A couple weeks ago I wrote a blog post on the new “Async Daemon” feature in Marten. This post is a bit that I cut out of that post just describing the challenges I faced and what I did to slide around the problems. For all Marten users that have been asking me about writing their own subsystem to read and process events offline, you really want to read this post to understand why that’s much harder than you’d think and why you do probably want to just help make the async daemon solid.
The first challenge for the async daemon was “knowing” when there are new events that need to be processed by async projections. When a projection runs, it needs to process the events in the same order that they were captured in. Since the async daemon was inevitably going to use some sort of polling (NOTIFY/LISTEN in Postgresql was not adequate by itself) to read events out of the event table, we needed a very efficient way to be able to page the event fetching without missing events.
We started Marten with the thought that we would try to accomplish that by having the event store enqueue the events in a rolling buffer table that some kind of offline process would poll and read, but we were talked out of that approach in discussions with a Postgresql consultant who was helping us at work. Moreover, as I worked through other use cases to rebuild projections from scratch or add new projections later, we realized that the rolling buffer table would never have worked for the async daemon.
We also experimented with using sequential Guid’s as the global identifier for events in the event store with the idea that we would be able to use that to key off of for the projections by always querying for “Id > [last event id encountered].” In my testing I was unable to get the sequential Guid algorithm to accurately order the event id’s, especially under a heavy parallel load.
In the end, we opted to make the event store table in Marten use a sequential long integer as its primary key, and backed that with a database SEQUENCE. That gave us a more reliable way to “know” what events were new for each individual projection. In testing I figured out pretty quickly that the async daemon was missing events when there’s a lot of concurrent events streaming in because of event sequence id’s being reserved from in flight transactions. To counteract that problem, I ended up taking a two step process:
- Limit the async daemon to only querying against events that were captured before some time of threshold (3 seconds is the default) to avoid missing events that are still in flight
- When the async daemon fetches a new page of events, it actually tries to check that there are no gaps in the event sequence, and if there is, it pauses a little bit, and tries again until there are no gaps in the sequence or if the subsequent fetch turns up the exact same data (leading the async daemon to believe that the missing events were rejected).

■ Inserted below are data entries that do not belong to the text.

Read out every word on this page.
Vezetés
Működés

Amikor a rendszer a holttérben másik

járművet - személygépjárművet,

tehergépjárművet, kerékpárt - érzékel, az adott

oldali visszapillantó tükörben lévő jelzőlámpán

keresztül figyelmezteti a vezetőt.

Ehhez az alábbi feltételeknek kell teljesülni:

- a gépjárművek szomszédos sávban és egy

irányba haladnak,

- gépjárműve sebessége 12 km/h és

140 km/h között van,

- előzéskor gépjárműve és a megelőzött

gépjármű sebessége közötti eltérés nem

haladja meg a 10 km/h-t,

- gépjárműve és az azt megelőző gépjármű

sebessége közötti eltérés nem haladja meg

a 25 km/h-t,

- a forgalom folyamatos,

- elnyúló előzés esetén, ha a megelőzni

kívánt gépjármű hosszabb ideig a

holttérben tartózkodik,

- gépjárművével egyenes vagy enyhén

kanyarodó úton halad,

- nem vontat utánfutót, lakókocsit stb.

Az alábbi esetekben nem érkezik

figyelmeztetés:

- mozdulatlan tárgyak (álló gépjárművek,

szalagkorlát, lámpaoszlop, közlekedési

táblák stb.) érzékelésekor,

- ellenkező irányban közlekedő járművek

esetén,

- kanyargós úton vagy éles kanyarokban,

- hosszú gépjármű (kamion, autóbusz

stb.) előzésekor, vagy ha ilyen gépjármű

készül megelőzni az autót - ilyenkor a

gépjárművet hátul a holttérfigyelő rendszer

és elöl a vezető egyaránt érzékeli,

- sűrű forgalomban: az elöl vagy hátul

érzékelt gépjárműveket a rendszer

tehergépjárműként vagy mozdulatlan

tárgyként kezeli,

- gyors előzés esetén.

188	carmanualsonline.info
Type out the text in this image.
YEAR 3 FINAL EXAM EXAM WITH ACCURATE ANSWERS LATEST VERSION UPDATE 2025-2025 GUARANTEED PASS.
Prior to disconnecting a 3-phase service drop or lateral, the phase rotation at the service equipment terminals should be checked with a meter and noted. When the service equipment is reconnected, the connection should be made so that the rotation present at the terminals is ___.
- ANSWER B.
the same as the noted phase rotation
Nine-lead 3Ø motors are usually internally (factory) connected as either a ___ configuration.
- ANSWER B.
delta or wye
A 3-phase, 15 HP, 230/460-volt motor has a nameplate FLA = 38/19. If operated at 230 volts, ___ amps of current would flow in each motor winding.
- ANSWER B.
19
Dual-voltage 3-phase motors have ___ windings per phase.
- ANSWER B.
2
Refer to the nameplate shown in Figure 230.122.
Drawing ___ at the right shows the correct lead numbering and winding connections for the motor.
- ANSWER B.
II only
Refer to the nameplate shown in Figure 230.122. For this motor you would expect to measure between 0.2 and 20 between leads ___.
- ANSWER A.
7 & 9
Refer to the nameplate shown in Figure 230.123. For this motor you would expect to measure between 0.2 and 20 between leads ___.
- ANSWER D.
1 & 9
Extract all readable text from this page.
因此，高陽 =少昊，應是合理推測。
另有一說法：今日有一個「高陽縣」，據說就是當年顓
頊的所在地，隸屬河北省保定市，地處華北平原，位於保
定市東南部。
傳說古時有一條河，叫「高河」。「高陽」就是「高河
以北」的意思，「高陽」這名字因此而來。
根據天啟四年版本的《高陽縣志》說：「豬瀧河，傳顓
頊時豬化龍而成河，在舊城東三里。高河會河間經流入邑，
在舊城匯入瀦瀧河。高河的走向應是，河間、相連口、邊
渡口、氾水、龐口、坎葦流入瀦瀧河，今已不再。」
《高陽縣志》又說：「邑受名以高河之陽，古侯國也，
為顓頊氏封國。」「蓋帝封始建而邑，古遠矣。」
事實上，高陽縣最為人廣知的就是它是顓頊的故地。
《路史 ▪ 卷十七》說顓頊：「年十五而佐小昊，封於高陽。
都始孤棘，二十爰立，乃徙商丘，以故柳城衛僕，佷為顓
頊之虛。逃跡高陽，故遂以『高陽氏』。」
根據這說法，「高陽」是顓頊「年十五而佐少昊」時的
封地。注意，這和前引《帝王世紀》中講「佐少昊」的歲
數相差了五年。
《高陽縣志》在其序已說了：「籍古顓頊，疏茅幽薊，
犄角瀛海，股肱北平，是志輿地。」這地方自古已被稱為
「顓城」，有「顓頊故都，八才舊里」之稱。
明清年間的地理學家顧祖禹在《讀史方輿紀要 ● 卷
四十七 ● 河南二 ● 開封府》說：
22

Those two steps — as far as I can tell — have eliminated the problems I was seeing before about missing events in flight. It did completely ruin a family dinner at our favorite Thai restaurant when I couldn’t make myself stop thinking about how to slide around the problems in event ordering;)
The other killer problem was in trying to make the async daemon resilient in the face of potential connectivity problems and occasional projection failures without losing any results. I’ll try to blog about that in a later post.